Feds examining whether alleged Hunter Biden emails are linked to a foreign intel operation
One email, which has not been confirmed to be authentic, suggested a meeting between Joe Biden and a rep from a Ukraine firm that once paid his son Hunter.
www.nbcnews.com
The FBI seized the laptop and a hard drive through a grand jury subpoena. The subpoena was later published by the New York Post. The bureau has declined to comment.
The Post, a conservative tabloid, has published a series of stories based on emails the newspaper said it obtained from President Donald Trump’s attorney, Rudy Giuliani. The first story highlighted what it called a “smoking gun email” that suggested a meeting between Vice President Biden and a representative of a Ukrainian company that once paid Hunter Biden. The Biden campaign says there is no evidence the meeting happened, and the story was greeted with widespread skepticism.
George Mesires, attorney for Hunter Biden, said in a statement, “We have no idea where this came from, and certainly cannot credit anything that Rudy Giuliani provided to the New York Post, but what I do know for certain is that this purported meeting never happened.”
“The New York Post never asked the Biden campaign about the critical elements of this story,” said Biden campaign spokesman Andrew Bates. “They certainly never raised that Rudy Giuliani — whose discredited conspiracy theories and alliance with figures connected to Russian intelligence have been widely reported — claimed to have such materials.”

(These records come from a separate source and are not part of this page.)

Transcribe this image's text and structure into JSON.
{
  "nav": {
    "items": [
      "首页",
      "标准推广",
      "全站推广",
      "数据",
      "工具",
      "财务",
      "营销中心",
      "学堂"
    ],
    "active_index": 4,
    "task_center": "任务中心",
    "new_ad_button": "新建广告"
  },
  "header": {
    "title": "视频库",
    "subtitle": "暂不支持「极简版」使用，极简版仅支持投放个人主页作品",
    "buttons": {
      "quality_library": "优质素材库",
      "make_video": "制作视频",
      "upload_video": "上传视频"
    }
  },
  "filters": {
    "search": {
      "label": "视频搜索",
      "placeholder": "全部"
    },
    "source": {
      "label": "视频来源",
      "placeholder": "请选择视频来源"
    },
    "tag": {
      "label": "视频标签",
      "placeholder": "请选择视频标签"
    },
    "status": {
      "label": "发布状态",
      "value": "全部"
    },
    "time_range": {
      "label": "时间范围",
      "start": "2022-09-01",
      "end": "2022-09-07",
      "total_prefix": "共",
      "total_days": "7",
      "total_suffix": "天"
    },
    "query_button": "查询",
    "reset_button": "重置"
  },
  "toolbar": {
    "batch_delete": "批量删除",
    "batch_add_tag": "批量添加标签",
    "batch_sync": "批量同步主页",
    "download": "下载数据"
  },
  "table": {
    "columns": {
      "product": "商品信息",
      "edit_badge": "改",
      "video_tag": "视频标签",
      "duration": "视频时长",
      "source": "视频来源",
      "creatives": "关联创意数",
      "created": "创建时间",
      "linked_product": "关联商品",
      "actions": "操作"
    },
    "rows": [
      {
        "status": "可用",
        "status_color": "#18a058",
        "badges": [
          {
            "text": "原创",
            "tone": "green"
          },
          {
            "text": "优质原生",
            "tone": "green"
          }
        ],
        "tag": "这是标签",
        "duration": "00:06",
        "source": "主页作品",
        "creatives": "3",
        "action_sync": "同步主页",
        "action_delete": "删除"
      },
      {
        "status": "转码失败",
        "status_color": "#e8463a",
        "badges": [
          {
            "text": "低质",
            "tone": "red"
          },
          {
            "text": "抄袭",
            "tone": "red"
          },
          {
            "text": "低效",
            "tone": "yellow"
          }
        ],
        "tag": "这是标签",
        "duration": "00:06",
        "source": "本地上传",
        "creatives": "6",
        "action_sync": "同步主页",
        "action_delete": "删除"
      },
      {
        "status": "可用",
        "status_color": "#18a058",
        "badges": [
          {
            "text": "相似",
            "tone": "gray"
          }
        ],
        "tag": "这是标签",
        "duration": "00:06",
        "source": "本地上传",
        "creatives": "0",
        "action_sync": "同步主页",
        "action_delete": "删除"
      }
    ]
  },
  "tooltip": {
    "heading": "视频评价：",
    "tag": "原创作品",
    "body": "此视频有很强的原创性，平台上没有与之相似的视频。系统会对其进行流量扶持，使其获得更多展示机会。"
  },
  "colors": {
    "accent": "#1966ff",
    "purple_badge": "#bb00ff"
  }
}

Bates added, “We have reviewed Joe Biden's official schedules from the time and no meeting, as alleged by the New York Post, ever took place."
Questions have swirled around the Post’s account of how it obtained the emails and other materials. The newspaper said they were found on a laptop left in a Delaware repair shop in April 2019 and never claimed. The repair shop owner then took it upon himself to access the private material, the Post said.
The Post said the shop owner, who has been identified as Mac Isaac, called the FBI, and also called a Giuliani associate. The shop owner said he believed the laptop was among equipment left by Hunter Biden, Joe Biden’s son, because a sticker on the laptop bore the name of the Beau Biden Foundation, a charity named after his late brother.